A study by Toronto’s Food Share found that a meal produced with ingredients from a local farmers’ market travelled a total of 100 kilometers to get from origin to dinner plate; while the average North American meal prepared using conventional imported ingredients travels over 2000 kilometres and contains ingredients from five different countries.   Food transportation is now the largest component of airfreight – the most polluting form of transportation. Combined with trucking, refrigeration and packaging, transportation of food is major contributor to air pollution, climate change, and waste.  Buying locally will dramatically reduce the environmental impact of your meals, while also protecting valuable agricultural land in your region from industrial and residential development.

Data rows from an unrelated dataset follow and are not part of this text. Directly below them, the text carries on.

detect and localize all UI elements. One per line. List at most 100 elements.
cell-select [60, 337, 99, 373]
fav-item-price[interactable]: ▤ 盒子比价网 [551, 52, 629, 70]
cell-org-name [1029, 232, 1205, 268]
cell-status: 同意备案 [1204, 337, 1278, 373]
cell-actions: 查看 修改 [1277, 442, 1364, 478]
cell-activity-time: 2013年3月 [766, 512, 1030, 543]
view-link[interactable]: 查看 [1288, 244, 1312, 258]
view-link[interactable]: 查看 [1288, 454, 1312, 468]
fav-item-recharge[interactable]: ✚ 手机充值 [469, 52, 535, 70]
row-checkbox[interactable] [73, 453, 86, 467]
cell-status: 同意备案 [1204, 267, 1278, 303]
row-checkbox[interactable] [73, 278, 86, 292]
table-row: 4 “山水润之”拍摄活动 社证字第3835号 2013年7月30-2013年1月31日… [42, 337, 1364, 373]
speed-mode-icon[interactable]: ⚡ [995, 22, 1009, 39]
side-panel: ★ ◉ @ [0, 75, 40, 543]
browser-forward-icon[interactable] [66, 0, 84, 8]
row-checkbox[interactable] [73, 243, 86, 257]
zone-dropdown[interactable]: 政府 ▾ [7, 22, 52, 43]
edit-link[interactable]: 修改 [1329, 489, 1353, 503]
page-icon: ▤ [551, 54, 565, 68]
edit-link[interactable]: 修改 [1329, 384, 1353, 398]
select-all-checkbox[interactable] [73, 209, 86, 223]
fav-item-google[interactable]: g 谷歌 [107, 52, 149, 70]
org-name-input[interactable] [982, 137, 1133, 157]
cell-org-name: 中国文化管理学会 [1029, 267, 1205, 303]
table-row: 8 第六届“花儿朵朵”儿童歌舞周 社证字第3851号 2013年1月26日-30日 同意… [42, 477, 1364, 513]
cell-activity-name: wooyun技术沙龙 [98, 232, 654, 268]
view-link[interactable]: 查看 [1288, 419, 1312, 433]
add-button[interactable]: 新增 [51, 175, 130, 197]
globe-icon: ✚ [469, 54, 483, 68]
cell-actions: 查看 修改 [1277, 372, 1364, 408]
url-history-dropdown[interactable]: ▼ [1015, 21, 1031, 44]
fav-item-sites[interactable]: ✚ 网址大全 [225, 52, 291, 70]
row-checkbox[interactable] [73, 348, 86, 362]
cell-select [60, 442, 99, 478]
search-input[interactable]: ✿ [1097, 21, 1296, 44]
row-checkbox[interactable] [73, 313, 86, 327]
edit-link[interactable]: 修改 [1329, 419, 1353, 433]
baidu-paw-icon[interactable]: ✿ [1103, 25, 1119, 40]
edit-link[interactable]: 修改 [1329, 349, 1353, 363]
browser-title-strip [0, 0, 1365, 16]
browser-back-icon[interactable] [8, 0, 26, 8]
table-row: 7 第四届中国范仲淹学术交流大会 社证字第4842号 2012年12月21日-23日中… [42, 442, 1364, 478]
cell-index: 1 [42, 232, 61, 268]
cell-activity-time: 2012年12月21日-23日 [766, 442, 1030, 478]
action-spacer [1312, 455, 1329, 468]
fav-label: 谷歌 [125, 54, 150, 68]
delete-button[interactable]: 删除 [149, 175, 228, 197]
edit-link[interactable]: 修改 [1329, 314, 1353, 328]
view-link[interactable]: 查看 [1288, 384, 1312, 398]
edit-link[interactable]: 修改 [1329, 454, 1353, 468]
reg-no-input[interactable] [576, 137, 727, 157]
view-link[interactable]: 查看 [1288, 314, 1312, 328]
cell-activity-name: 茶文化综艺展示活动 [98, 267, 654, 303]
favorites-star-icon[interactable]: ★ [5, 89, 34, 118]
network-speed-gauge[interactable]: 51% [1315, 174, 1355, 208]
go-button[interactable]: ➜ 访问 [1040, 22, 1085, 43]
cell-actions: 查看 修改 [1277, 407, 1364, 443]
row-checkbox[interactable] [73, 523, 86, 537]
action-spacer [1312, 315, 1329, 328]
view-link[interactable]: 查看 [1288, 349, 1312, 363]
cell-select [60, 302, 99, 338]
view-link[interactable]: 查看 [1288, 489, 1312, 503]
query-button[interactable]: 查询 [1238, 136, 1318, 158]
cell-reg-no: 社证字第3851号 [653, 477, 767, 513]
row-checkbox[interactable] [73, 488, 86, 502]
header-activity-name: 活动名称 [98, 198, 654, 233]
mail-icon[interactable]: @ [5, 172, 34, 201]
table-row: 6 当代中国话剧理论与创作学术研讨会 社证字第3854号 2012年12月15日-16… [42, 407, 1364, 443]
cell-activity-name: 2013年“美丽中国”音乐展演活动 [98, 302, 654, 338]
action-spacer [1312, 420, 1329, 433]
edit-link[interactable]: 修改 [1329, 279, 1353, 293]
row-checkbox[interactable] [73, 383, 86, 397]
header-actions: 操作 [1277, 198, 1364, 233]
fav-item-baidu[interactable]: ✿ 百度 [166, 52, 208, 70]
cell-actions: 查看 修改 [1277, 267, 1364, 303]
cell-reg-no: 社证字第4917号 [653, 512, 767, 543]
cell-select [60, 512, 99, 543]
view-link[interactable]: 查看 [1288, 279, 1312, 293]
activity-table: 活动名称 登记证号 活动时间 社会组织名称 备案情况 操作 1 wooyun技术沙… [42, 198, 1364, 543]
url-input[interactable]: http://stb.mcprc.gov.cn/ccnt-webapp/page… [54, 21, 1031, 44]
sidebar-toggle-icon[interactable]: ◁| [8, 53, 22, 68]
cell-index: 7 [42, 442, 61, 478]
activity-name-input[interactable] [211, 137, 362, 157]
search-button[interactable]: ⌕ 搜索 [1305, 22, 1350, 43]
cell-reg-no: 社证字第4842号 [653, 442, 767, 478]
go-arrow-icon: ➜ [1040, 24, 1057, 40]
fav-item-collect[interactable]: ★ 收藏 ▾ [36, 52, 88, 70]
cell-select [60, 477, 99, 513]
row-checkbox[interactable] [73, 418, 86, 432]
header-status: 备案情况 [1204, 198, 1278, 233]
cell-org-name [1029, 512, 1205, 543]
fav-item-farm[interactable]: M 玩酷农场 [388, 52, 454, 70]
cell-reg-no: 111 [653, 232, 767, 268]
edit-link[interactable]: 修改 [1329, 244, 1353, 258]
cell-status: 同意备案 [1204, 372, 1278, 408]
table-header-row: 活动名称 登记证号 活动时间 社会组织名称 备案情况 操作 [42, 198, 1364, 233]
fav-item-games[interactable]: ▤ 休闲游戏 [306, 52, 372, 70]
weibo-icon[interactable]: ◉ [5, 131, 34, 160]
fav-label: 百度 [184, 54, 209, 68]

Local food stimulates our local economy.

When we buy local food products, we often pay the farmer or rancher directly, and our money will be circulated and reinvested in the local economy many times over. When we purchase imported foods, some of our dollars will pay local retail workers, but the majority of our investment is collected by large corporate distribution and transportation operations that have few ties to our local economy.  There is also a great potential for job creation in the value-added food sector. Workers are needed, not only grow produce and raise livestock, but also to process, package and distribute our food. A stronger agricultural economy in the north would create more employment in the rural communities that need it most.

Local food is about the future.

By supporting local farmers today, you can help ensure that there will be farms in your community tomorrow, and that future generations will have access to nourishing, flavorful, and abundant food. So let’s eat fresh, eat tasty, and eat healthy! Let’s Eat Local!